Sundays are for walking the North York Moors and going to see Dylan Moran. Maybe I’ll read more of the best writing about video games from the past week on the train.
Everywhere I looked this week, I found people questioning the value of power fantasies in games. I don’t agree with any of them. Let’s kick off with Vicky Osterweil’s analysis of how socio-economic structures are driving the mainstream success of games. There’s some clever stuff here about how all industries mould themselves around not just producing profit, but creating the conditions for future profit – though I find depth in experiences that Osterweil considers empty.
Video games emerge as workers need to engage creatively in the most mundane of tasks to get an edge over fellow workers, glamorizing the violence of competition and the otherwise mundane process of learning arbitrary information and gestures through play. The arc of most games involves getting better and better at recognizing a particular set of patterns and deploying a particular set of skills — activated by button presses — to the point where the actual controls become second nature and the player experiences the fantasy of seamlessly inhabiting the character or scenario she plays with.
In an article for Quartz, Waypoint editor Austin Walker argues that the pursuit of power fantasies with mass appeal is bound up with the exploitative labour practices often involved in their creation, and the only way to sort that mess out is to rebuild the games industry around different conditions for its workers. I’m on board with most of the piece, though I don’t share Walker’s aversion to power fantasies – they’re an element of too many games I adore. (Including Motion Twin’s Dead Cells, and Austin using that as a positive example kinda demonstrates his broader point doesn’t depend on their rejection.)
There was a shared belief that this moment proved that games could do more. This is what games could be, we seemed to say. It wasn’t just a good thing that more mature, experimental, and diverse games were making a splash: It was a blueprint for how gaming could help shape the broader cultural landscape. Games, the argument went, could save us.
Soon enough, we realized that we couldn’t have been more wrong.
Liz Ryerson makes some of the same arguments as Walker in her rebuke to anyone who claims that there are too many video games. There are too many games for even good ones to be profitable, is what’s meant by that – and one of Ryerson’s points is that profitability and good art don’t go hand in hand. Again, this highlights many legitimate problems within the industry while dismissing the joy of feeling powerful within a game world. I don’t think that experience is fundamentally empty or destructive.
There is a fanatical desire among many who work in videogames to find new facets of a person’s life to create and exploit markets inside. This is an extension of the tech startup venture capitalist mindset, which has created and pushed apps for virtually every human purpose imaginable. It also partly has to do with the hyper-specificity of the hyper-male hardcore gaming demographic alienating a lot of potential consumers who don’t fit into that category.
Jillian Capewell explored some delightful perspectives on the whys and hows of Sim killing in an article for the Huffington Post. (You might say I’m shooting my earlier statements in the foot by including a quote that compares power fantasies to drawing pleasure from killing insects. I’d say something smart about sublimation and catharsis.)
Our penchant for serial killing has not gone unnoticed at “Sims” headquarters. According to “The Sims 4” senior producer Grant Rodiek, who’s been with the company since 2005, the latest version of the game registers around 28,000 Sim deaths per day.
“I think [killing Sims is] a way players can express ultimate control over a thing. It’s funny, mischievous, dark, without being grotesque,” Rodiek said. “It’s a kinder, gentler method of using a magnifying glass to burn insects.”
Over at cheery RPS fanzine PC Gamer, Andy Kelly took a look at Control. That’s Remedy’s surreal upcoming shooter, which turns out to be even weirder than you thought. I am now very interested in Control.
A scientist sits in a glass cell, staring at a fridge. He’s been there for hours, maybe days. But he can’t look away from the fridge. If he does, he says it’ll ‘diverge’, and from the sheer terror in his voice, I can only assume that’s a bad thing.

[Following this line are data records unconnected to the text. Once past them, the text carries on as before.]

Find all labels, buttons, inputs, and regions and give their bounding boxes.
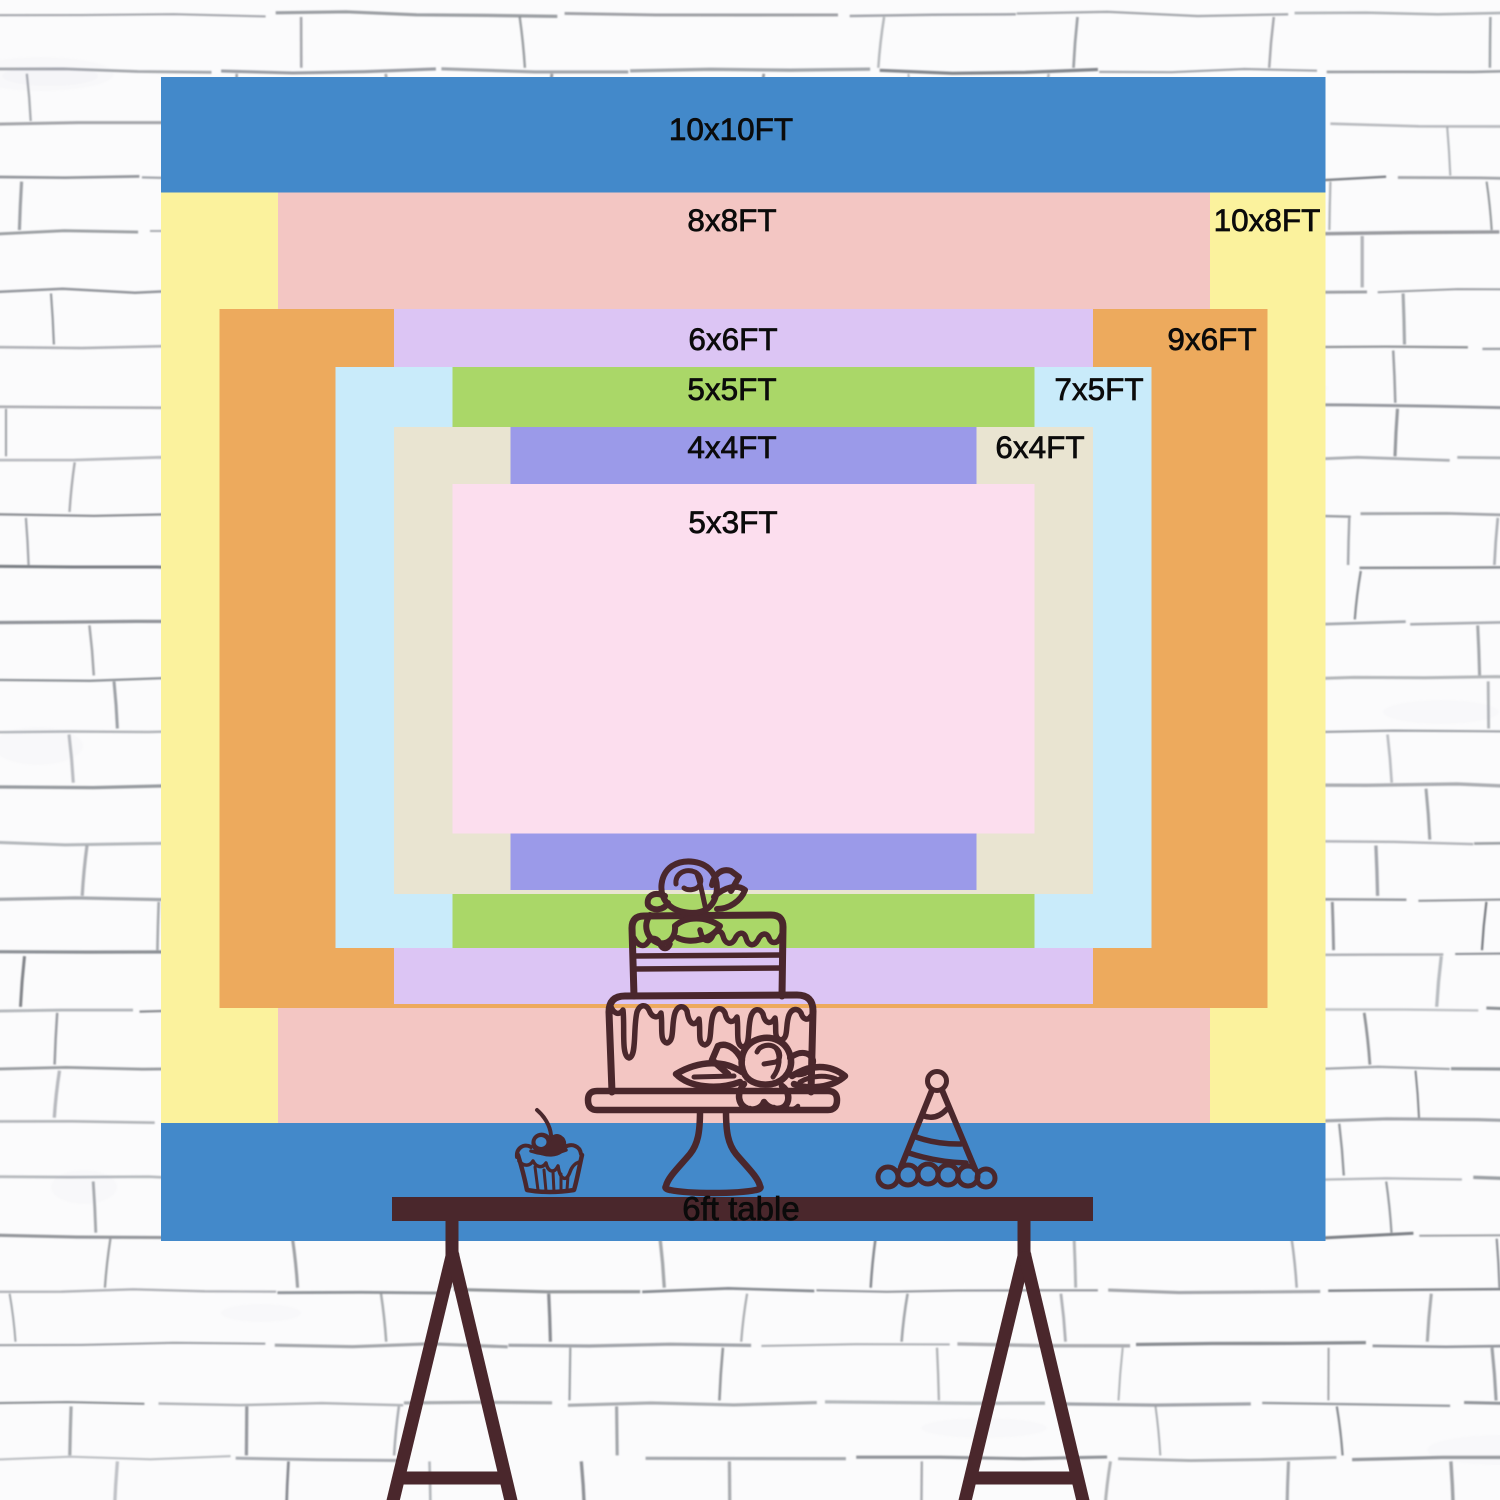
svg-text:5x5FT: 5x5FT [687,371,776,407]
svg-text:9x6FT: 9x6FT [1167,321,1256,357]
svg-text:10x8FT: 10x8FT [1214,202,1321,238]
svg-text:5x3FT: 5x3FT [688,504,777,540]
svg-text:6x6FT: 6x6FT [688,321,777,357]
svg-text:8x8FT: 8x8FT [687,202,776,238]
svg-text:7x5FT: 7x5FT [1054,371,1143,407]
svg-text:4x4FT: 4x4FT [687,429,776,465]
svg-text:6x4FT: 6x4FT [995,429,1084,465]
svg-text:6ft table: 6ft table [682,1190,799,1227]
svg-text:10x10FT: 10x10FT [669,111,793,147]
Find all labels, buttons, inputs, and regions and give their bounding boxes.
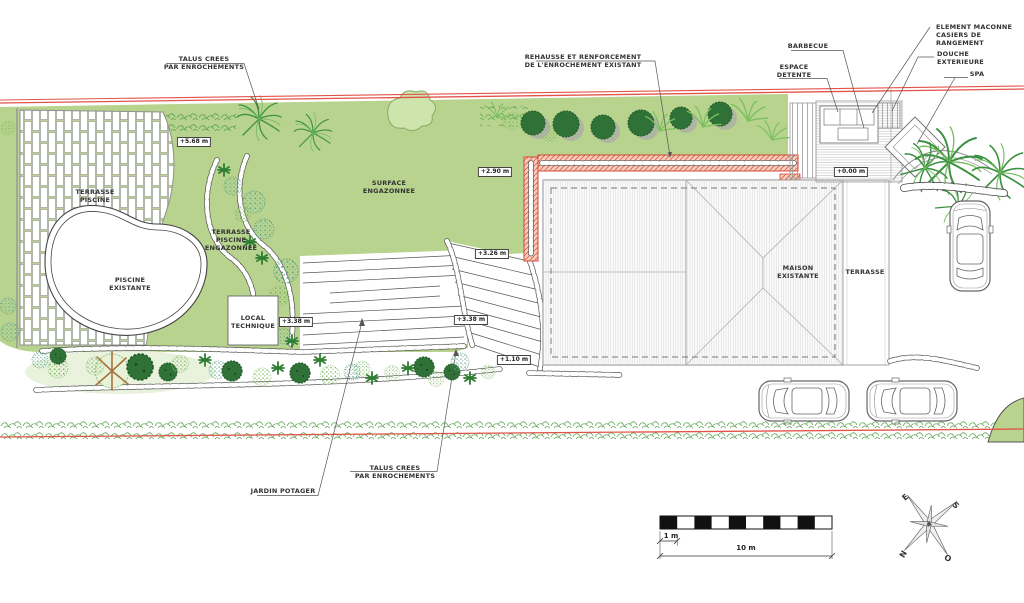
label-jardin-potager: JARDIN POTAGER [251,487,316,495]
label-talus-top: TALUS CREES PAR ENROCHEMENTS [164,55,244,71]
left-edge-shrub [0,298,16,314]
car-parked-bottom-2 [867,378,957,424]
elevation-house-level: +0.00 m [834,167,868,177]
label-espace-detente: ESPACE DETENTE [777,63,811,79]
compass-o: O [943,553,953,564]
left-edge-shrub [1,121,15,135]
label-maison-existante: MAISON EXISTANTE [777,264,819,280]
label-talus-bottom: TALUS CREES PAR ENROCHEMENTS [355,464,435,480]
label-terrasse-maison: TERRASSE [845,268,884,276]
compass-e: E [900,492,910,502]
label-element-maconne: ELEMENT MACONNE CASIERS DE RANGEMENT [936,23,1012,47]
elevation-lawn-mid: +3.26 m [475,249,509,259]
label-local-technique: LOCAL TECHNIQUE [231,314,275,330]
elevation-lower-garden: +1.10 m [497,355,531,365]
label-rehausse: REHAUSSE ET RENFORCEMENT DE L'ENROCHEMEN… [525,53,642,69]
compass-n: N [898,549,909,559]
site-plan-drawing: E S N O [0,0,1024,603]
compass-rose: E S N O [898,492,961,564]
label-barbecue: BARBECUE [788,42,828,50]
label-terrasse-piscine-engazonnee: TERRASSE PISCINE ENGAZONNEE [205,228,257,252]
label-surface-engazonnee: SURFACE ENGAZONNEE [363,179,415,195]
label-douche: DOUCHE EXTERIEURE [937,50,984,66]
label-spa: SPA [970,70,984,78]
douche-unit [878,103,900,128]
scale-label-10m: 10 m [736,544,755,552]
left-edge-shrub [1,323,19,341]
green-mound [988,398,1024,442]
compass-s: S [950,500,961,511]
label-terrasse-piscine: TERRASSE PISCINE [75,188,114,204]
elevation-steps-right: +3.38 m [454,315,488,325]
elevation-terrace-top: +5.68 m [177,137,211,147]
car-parked-right [947,201,993,291]
scale-bar [657,516,835,559]
elevation-steps-left: +3.38 m [279,317,313,327]
scale-label-1m: 1 m [664,532,679,540]
label-piscine-existante: PISCINE EXISTANTE [109,276,151,292]
elevation-lawn-upper: +2.90 m [478,167,512,177]
bottom-hedge-strip [0,421,1024,441]
site-plan: E S N O TALUS CREES PAR ENROCHEMENTS REH… [0,0,1024,603]
car-parked-bottom-1 [759,378,849,424]
steps [300,250,467,352]
lower-garden-strip [25,346,500,394]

That Too Many Cooks video took a year to make, and originally had a section where you saw a different view of reality where all the characters got puppeted by lizard people. These facts and more can be found in Jake Kleinman’s interview with its creators.
Shane Morton: I knew it was gonna be weird and fun, but I had no idea it would have this effect on you when you watched it. Watching that thing, it makes you feel like time and space are distorting, and your whole reality is affected. A lot of that is weird editing and smashing through fourth walls that aren’t there.

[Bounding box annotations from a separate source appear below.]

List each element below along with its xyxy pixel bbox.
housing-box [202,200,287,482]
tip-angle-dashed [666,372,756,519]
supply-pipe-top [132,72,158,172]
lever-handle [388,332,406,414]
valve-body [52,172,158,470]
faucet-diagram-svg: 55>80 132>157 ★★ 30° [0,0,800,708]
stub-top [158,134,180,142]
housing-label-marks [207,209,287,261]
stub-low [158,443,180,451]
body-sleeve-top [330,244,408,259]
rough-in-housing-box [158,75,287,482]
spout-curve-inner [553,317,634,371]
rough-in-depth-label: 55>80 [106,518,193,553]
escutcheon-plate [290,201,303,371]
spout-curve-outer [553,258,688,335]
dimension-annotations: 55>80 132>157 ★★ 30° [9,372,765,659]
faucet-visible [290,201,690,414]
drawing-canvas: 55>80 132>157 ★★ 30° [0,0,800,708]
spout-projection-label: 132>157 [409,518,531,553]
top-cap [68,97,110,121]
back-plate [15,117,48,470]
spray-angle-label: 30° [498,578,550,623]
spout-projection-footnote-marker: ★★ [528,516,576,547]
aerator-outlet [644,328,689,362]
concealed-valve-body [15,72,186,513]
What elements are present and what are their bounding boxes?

Why IS Steve Bannon giving a keynote speech about nationalism at an academic tech conference? Matthew Gault investigates.
While Bannon does have a background running World of Warcraft gold farms for a startup and has been involved in a wide variety of peculiar tech projects, in the recent past he’s been known primarily for being involved in politics and media, not the topics that ACE generally talks about, making the choice stranger.
Here’s a neat podcast about the neuroscience behind creative flow states. It features Heather Berlin, a scientist who sticks rappers in MRI machines – including her husband. I went to see their duo show at the Edinburgh Fringe a few years back, it was great.
Music this week is Bullets by Tunng.